米東部時間8月19日午前10時19分(グリニッジ標準時14時19分)時点で、現物金は1.6%上昇し、1オンスあたり4590.51ドルとなり、場中には一時4600.51ドルまで達しました。これは5月15日以来の最高水準です。また、ニューヨーク商品取引所(COMEX)の12月限金先物価格も1.7%上昇し、1オンス4647.00ドルで取引を終えました。
先週全体では、金価格は約5%上昇しています。特に8月19日は今年2月初旬以来、最大の単日上昇幅を記録しました。
テクニカルチャート上では、金価格はすでにすべての主要な移動平均線を上回っており、市場で長期的な牛熊分岐点とされる200日移動平均線(約1オンス4513ドル付近)も突破しています。テクニカルアナリストによれば、このような局面は非常に強力な買いシグナルとされています。
この上昇の要因はチャートだけではありません。資産運用大手のTDセキュリティーズ(TD Securities)のグローバル商品戦略責任者、バート・メレック氏は、「テクニカル要因が大きな原動力であるのは明らかですが、それに加えて、ドルの大幅な軟化が背後で重要な押し上げ役を果たしている」と指摘しています。
ドル指数は今年5月中旬以来の最低水準近くまで下落しています。投資家たちは、米政府が債券市場の混乱を抑えるために介入した結果、逆に米ドル資産に対する信認が損なわれるのではないかと懸念しています。
米財務長官のスコット・ベーゼント氏は8月18日に、今後さらに国債買い戻しの規模を拡大する可能性があると公に述べました。その前日、財務省は長期国債の買い戻し規模を2倍に引き上げる計画を発表していました。この措置は、外国為替市場におけるドルの流動性や長期的な信認に対する不安をあおることになり、結果として資金が黄金への逃避へと向かいました。
投資銀行のゴールドマン・サックスは、今回の上昇について最新レポートで分析し、世界的なマクロ政策リスクに対するヘッジ需要が再燃しているため、金のコールオプション(買う権利)の需要が爆発的に増加していると指摘しました。この現象は、市場メカニズム上で金価格に対して「双方向の拡大」をもたらす機械的なレバレッジ効果を生み出していると説明しています。
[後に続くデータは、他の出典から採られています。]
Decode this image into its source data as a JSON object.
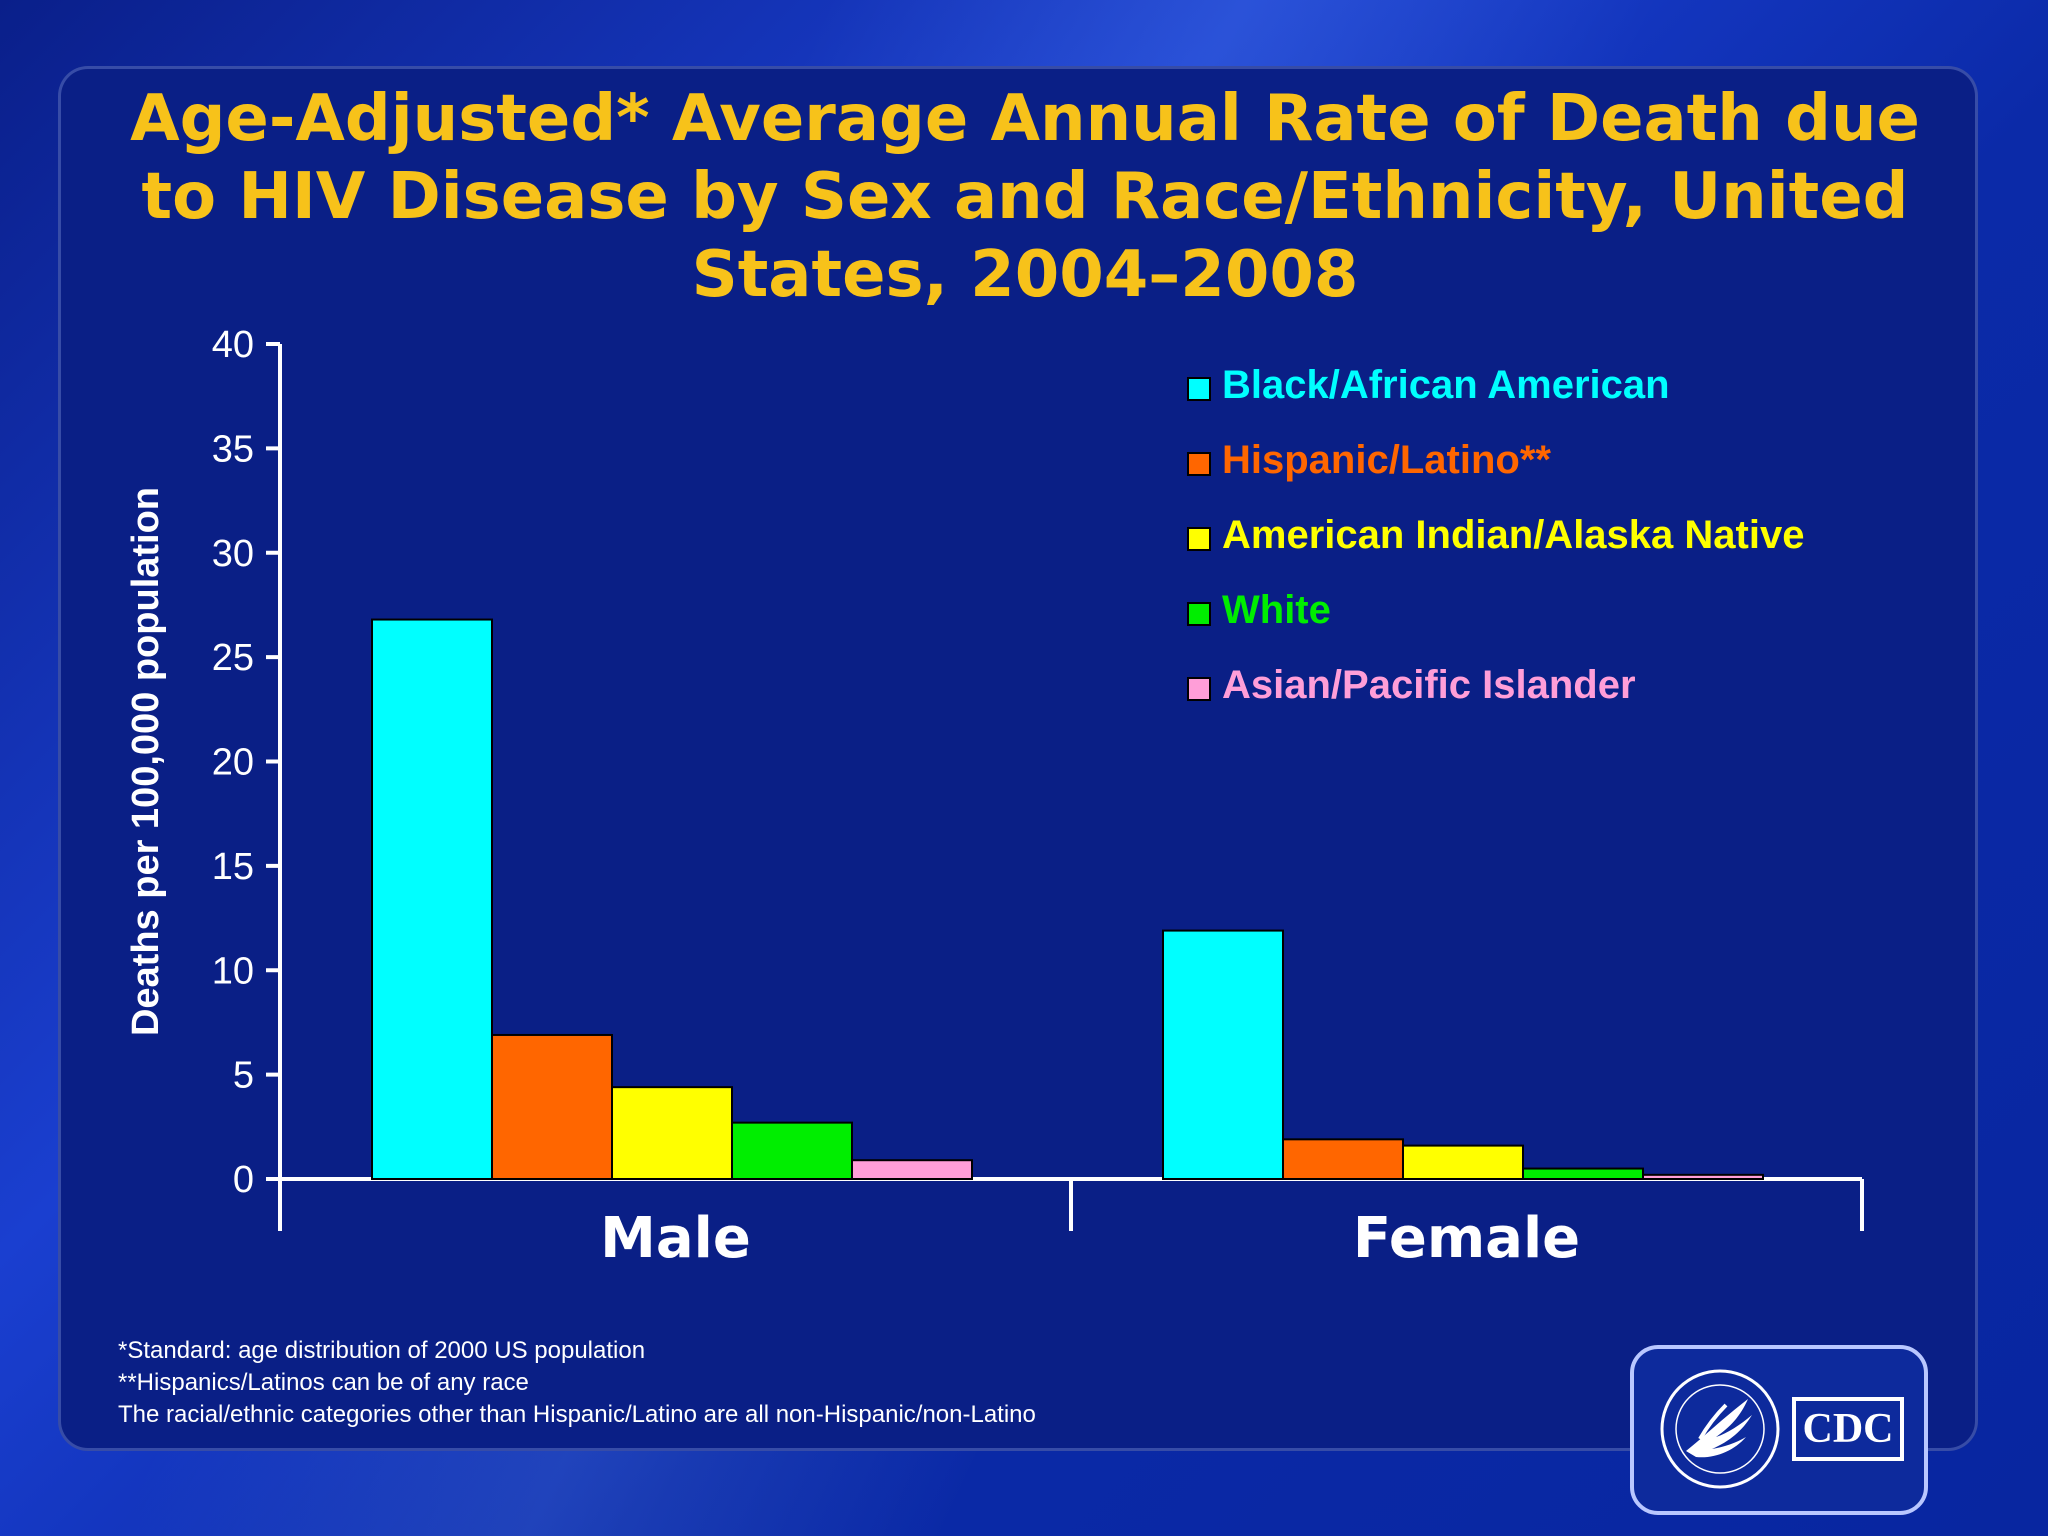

ゴールドマン・サックスはさらに、連邦準備制度理事会(FRB)が7月の会合で利下げの一時停止を決定したことに加え、最近の経済指標が弱含んでいることから、米国の利上げへの期待が大きく後退していると補足しています。これにより、投機的な資金が再びCOMEXの金先物市場に流入し、金利に敏感な金ETF(上場投資信託)の需要も回復しています。さらに、高値圏で続くコールオプションの需要が、上昇幅をさらに拡大させる要因となっています。
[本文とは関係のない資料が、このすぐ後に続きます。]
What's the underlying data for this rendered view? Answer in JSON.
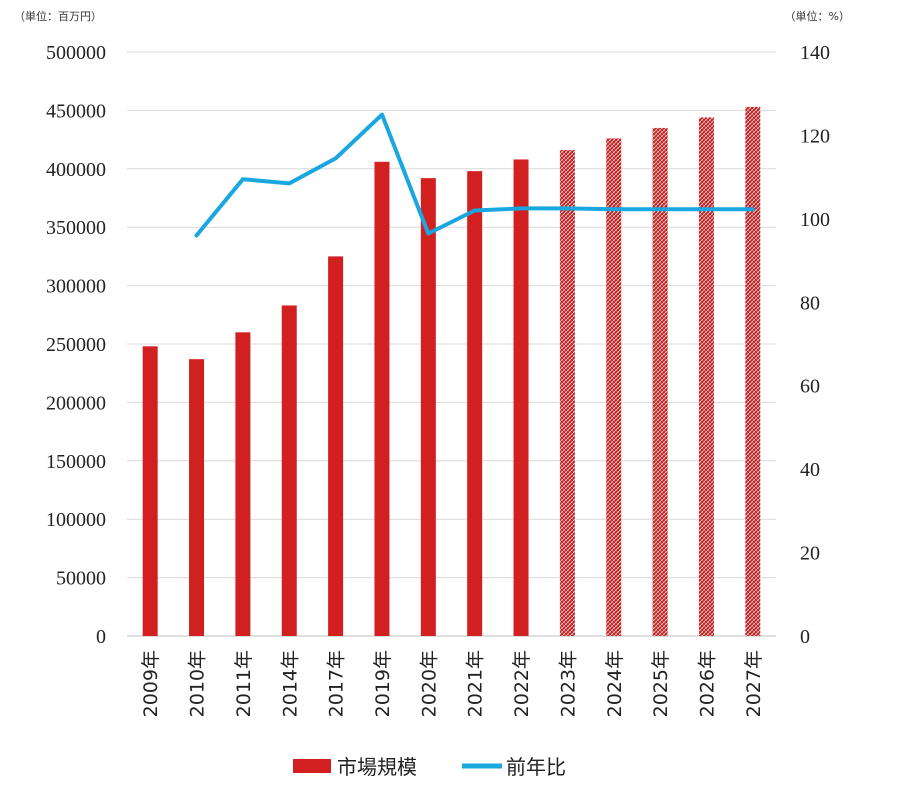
{
  "chart_data": {
    "type": "bar",
    "left_unit": "（単位：百万円）",
    "right_unit": "（単位：%）",
    "categories": [
      "2009年",
      "2010年",
      "2011年",
      "2014年",
      "2017年",
      "2019年",
      "2020年",
      "2021年",
      "2022年",
      "2023年",
      "2024年",
      "2025年",
      "2026年",
      "2027年"
    ],
    "left_axis": {
      "min": 0,
      "max": 500000,
      "ticks": [
        0,
        50000,
        100000,
        150000,
        200000,
        250000,
        300000,
        350000,
        400000,
        450000,
        500000
      ]
    },
    "right_axis": {
      "min": 0,
      "max": 140,
      "ticks": [
        0,
        20,
        40,
        60,
        80,
        100,
        120,
        140
      ]
    },
    "grid": true,
    "legend_position": "bottom",
    "series": [
      {
        "name": "市場規模",
        "type": "bar",
        "axis": "left",
        "color": "#D22020",
        "values": [
          248000,
          237000,
          260000,
          283000,
          325000,
          406000,
          392000,
          398000,
          408000,
          416000,
          426000,
          435000,
          444000,
          453000
        ],
        "forecast_from_index": 9
      },
      {
        "name": "前年比",
        "type": "line",
        "axis": "right",
        "color": "#1AA7E0",
        "values": [
          null,
          96,
          109.5,
          108.5,
          114.5,
          125,
          96.5,
          102,
          102.5,
          102.5,
          102.3,
          102.3,
          102.3,
          102.3
        ]
      }
    ]
  }
}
一方、実物黄金市場では反応が分かれています。金価格が短期間に急騰したことで、世界第2位の黄金消費国であるインドでは、小売投資家の購入意欲が冷め、取引が縮小しています。一方、世界最大の黄金消費国である中国では、実需の需要が比較的安定しています。
また、各国中央銀行の黄金購入ペースも鈍化しています。ポーランド中央銀行が8月19日に発表した最新データによると、7月の黄金購入量は7.8トンにとどまりました。
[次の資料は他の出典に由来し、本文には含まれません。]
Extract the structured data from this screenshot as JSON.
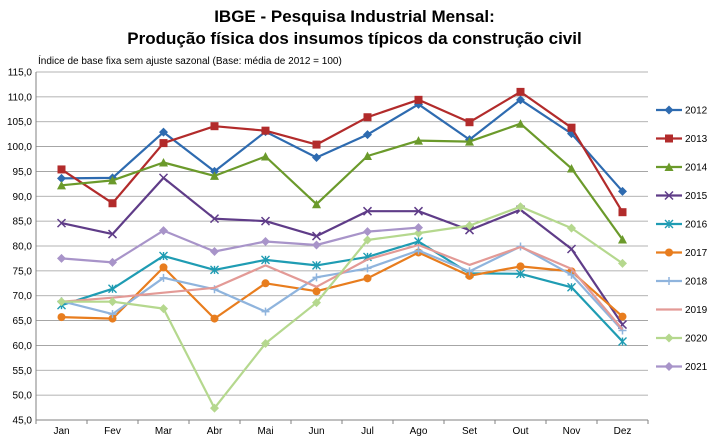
{
  "chart_data": {
    "type": "line",
    "title": "IBGE - Pesquisa Industrial Mensal:",
    "subtitle": "Produção física dos insumos típicos da construção civil",
    "ylabel": "Índice de base fixa sem ajuste sazonal (Base: média de 2012 = 100)",
    "xlabel": "",
    "categories": [
      "Jan",
      "Fev",
      "Mar",
      "Abr",
      "Mai",
      "Jun",
      "Jul",
      "Ago",
      "Set",
      "Out",
      "Nov",
      "Dez"
    ],
    "ylim": [
      45,
      115
    ],
    "ytick_step": 5,
    "ytick_labels": [
      "45,0",
      "50,0",
      "55,0",
      "60,0",
      "65,0",
      "70,0",
      "75,0",
      "80,0",
      "85,0",
      "90,0",
      "95,0",
      "100,0",
      "105,0",
      "110,0",
      "115,0"
    ],
    "grid": true,
    "legend_position": "right",
    "series": [
      {
        "name": "2012",
        "color": "#2E6BB0",
        "marker": "diamond",
        "values": [
          93.6,
          93.7,
          102.9,
          95.0,
          103.0,
          97.8,
          102.4,
          108.5,
          101.4,
          109.4,
          102.6,
          91.0
        ]
      },
      {
        "name": "2013",
        "color": "#B22B2B",
        "marker": "square",
        "values": [
          95.4,
          88.6,
          100.7,
          104.1,
          103.2,
          100.4,
          105.9,
          109.4,
          104.9,
          111.0,
          103.8,
          86.8
        ]
      },
      {
        "name": "2014",
        "color": "#6B9A2B",
        "marker": "triangle",
        "values": [
          92.2,
          93.2,
          96.8,
          94.1,
          98.0,
          88.4,
          98.1,
          101.2,
          101.0,
          104.6,
          95.6,
          81.3
        ]
      },
      {
        "name": "2015",
        "color": "#5F3C88",
        "marker": "x",
        "values": [
          84.6,
          82.4,
          93.7,
          85.5,
          85.0,
          82.0,
          87.0,
          87.0,
          83.2,
          87.3,
          79.4,
          64.2
        ]
      },
      {
        "name": "2016",
        "color": "#1F9CB3",
        "marker": "star",
        "values": [
          68.1,
          71.4,
          78.0,
          75.2,
          77.2,
          76.1,
          77.8,
          80.9,
          74.5,
          74.4,
          71.7,
          60.8
        ]
      },
      {
        "name": "2017",
        "color": "#E87D1E",
        "marker": "circle",
        "values": [
          65.7,
          65.4,
          75.7,
          65.4,
          72.5,
          70.9,
          73.5,
          78.7,
          74.0,
          75.9,
          74.9,
          65.8
        ]
      },
      {
        "name": "2018",
        "color": "#8FB4DD",
        "marker": "plus",
        "values": [
          68.9,
          66.3,
          73.6,
          71.3,
          66.8,
          73.7,
          75.5,
          79.1,
          74.9,
          79.9,
          74.2,
          63.0
        ]
      },
      {
        "name": "2019",
        "color": "#E39A96",
        "marker": "none",
        "values": [
          68.8,
          69.6,
          70.6,
          71.6,
          76.1,
          71.8,
          77.3,
          80.2,
          76.2,
          79.8,
          75.4,
          63.2
        ]
      },
      {
        "name": "2020",
        "color": "#B5D88E",
        "marker": "diamond",
        "values": [
          68.8,
          68.8,
          67.4,
          47.4,
          60.4,
          68.6,
          81.2,
          82.6,
          84.1,
          87.9,
          83.6,
          76.5
        ]
      },
      {
        "name": "2021",
        "color": "#A894C9",
        "marker": "diamond",
        "values": [
          77.5,
          76.7,
          83.1,
          78.9,
          80.9,
          80.2,
          82.9,
          83.7,
          null,
          null,
          null,
          null
        ]
      }
    ]
  }
}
他の貴金属市場でも、避险ムードが顕著に表れています。
・現物銀:約2%上昇し、1オンス69.43ドルで取引終了。 ・現物白金:3.8%急騰し、1オンス1897.36ドル。 ・現物パラジウム:0.6%上昇し、1オンス1342.30ドル。
主要な貴金属すべてが先週、週間ベースで上昇を記録しました。